KNOWLEDGEBASE - ARTICLE #1462

High R2 but useless results: Dependency and ambiguous fits.

Example of a nonlinear fit that goes near the points but is not useful 

When you first look at this  log(dose) vs. response curve, it looks fine. The curve comes close to the points, and so has a high R2 value ( 0.997).

(download the Prism file)

But viewing the results table reveals three problems:

  • Prism labels the fit ‘ambiguous’.
  • Instead of reporting the confidence interval of some parameters, it simply reports "very wide".
  • The best-fit value of the EC50 (1200 nM) can’t be correct. It is higher than any of the X values.

To understand the problem, you first need to learn about the term ambiguous and the concept of dependency.

The term "ambiguous"

Prism labels a curve fit as 'ambiguous' when the parameters are completely intertwined or redundant. This means that there are many ways to generate essentially the same curve with the same R2. As you can see in the results above, when Prism reports that a parameter is 'ambiguous' (there may be one or several), Prism places '~' before the best fit value and standard error, and reports "very wide" for the confidence interval. This shows you that the best-fit value of an ambiguous parameters is virtually meaningless, as is its standard error.
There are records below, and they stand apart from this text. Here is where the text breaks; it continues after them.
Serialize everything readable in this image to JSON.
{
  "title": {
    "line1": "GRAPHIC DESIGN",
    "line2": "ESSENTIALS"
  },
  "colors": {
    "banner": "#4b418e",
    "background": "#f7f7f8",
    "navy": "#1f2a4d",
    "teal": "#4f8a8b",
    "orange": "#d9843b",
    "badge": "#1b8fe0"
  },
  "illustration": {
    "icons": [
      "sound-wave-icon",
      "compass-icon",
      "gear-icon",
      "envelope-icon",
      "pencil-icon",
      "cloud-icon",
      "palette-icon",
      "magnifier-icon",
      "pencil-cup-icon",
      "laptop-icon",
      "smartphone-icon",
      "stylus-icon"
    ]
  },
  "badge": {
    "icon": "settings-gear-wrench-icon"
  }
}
If your goal is to interpret or compare the best-fit parameter values, an ambiguous fit is  useless. On the other hand, the curve may be quite useful if your goal is to interpolate values from a standard curve (so long as all your unknowns are within the range of the standards, so you are interpolating -- not extrapolating).
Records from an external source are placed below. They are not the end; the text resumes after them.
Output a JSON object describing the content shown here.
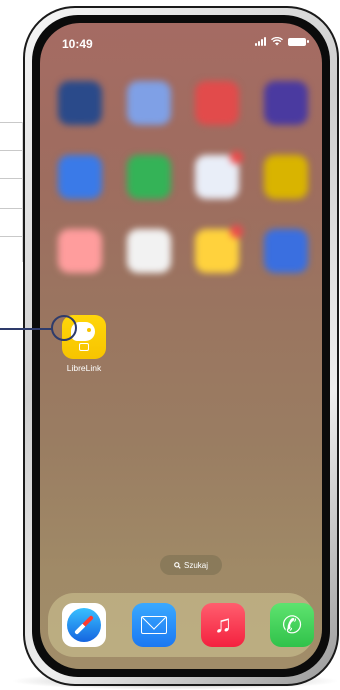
{
  "status_bar": {
    "time": "10:49",
    "icons": [
      "signal-icon",
      "wifi-icon",
      "battery-icon"
    ]
  },
  "blurred_apps": [
    [
      "#2a4a8a",
      "#7fa0e6",
      "#e24b4b",
      "#4a3aa0"
    ],
    [
      "#3a7ae8",
      "#34b357",
      "#e9eef8",
      "#d9b400"
    ],
    [
      "#ff9d9d",
      "#f2f2f2",
      "#ffd23d",
      "#3a6fe0"
    ]
  ],
  "featured_app": {
    "label": "LibreLink",
    "icon": "librelink-icon",
    "color": "#ffd60a"
  },
  "search": {
    "label": "Szukaj",
    "icon": "search-icon"
  },
  "dock": [
    {
      "name": "safari-icon"
    },
    {
      "name": "mail-icon"
    },
    {
      "name": "music-icon"
    },
    {
      "name": "phone-icon"
    }
  ],
  "colors": {
    "pointer": "#2e3b6b",
    "wallpaper_top": "#a56b63",
    "wallpaper_bottom": "#a18d69"
  }
}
The problem of intertwined parameters is intrinsic to nonlinear regression. Using the term "ambiguous" to warn about meaningless parameter values is, however, unique to GraphPad Prism.

The concept of dependency

The degree to which a parameter is intertwined with other parameters is quantified with a value called the dependency. Each parameter has a distinct dependency (unless there are only two parameters, in which case both dependencies are the same). The value of dependency is always between 0.0 and 1.0.

To understand the meaning of dependency, you need to think about models and equations. The curve is defined by an equation that uses the best-fit values of the parameters. If you change the value of one parameter away from its best-fit value, while holding the other parameters constant, the curve will move further from the data. The sum-of-squares will increase and the R2 will decrease. But you may be able to reverse these effects by adjusting the values of other parameters. The dependency quantifies the degree to which it is possible to move the curve back to be near the points again. If changing the value of other parameters cannot move the curve at all closer to the points, then the dependency of the first parameter you changed is defined to equal 0.0. If  changing the value of the other parameters can move the curve back so it is just as close to the points as the original curve, then the dependency equals 1.0. With actual data, of course, the dependency or each parameter is between these two extremes. Read details about how dependency is computed.

To ask Prism to report dependency, check an option on the Parameters tab of the nonlinear regression dialog.

There is a simple relationship between dependency and the term ambiguous. When the dependency is greater than 0.9999, Prism labels the fit "ambiguous". Of course, that threshold is arbitrary.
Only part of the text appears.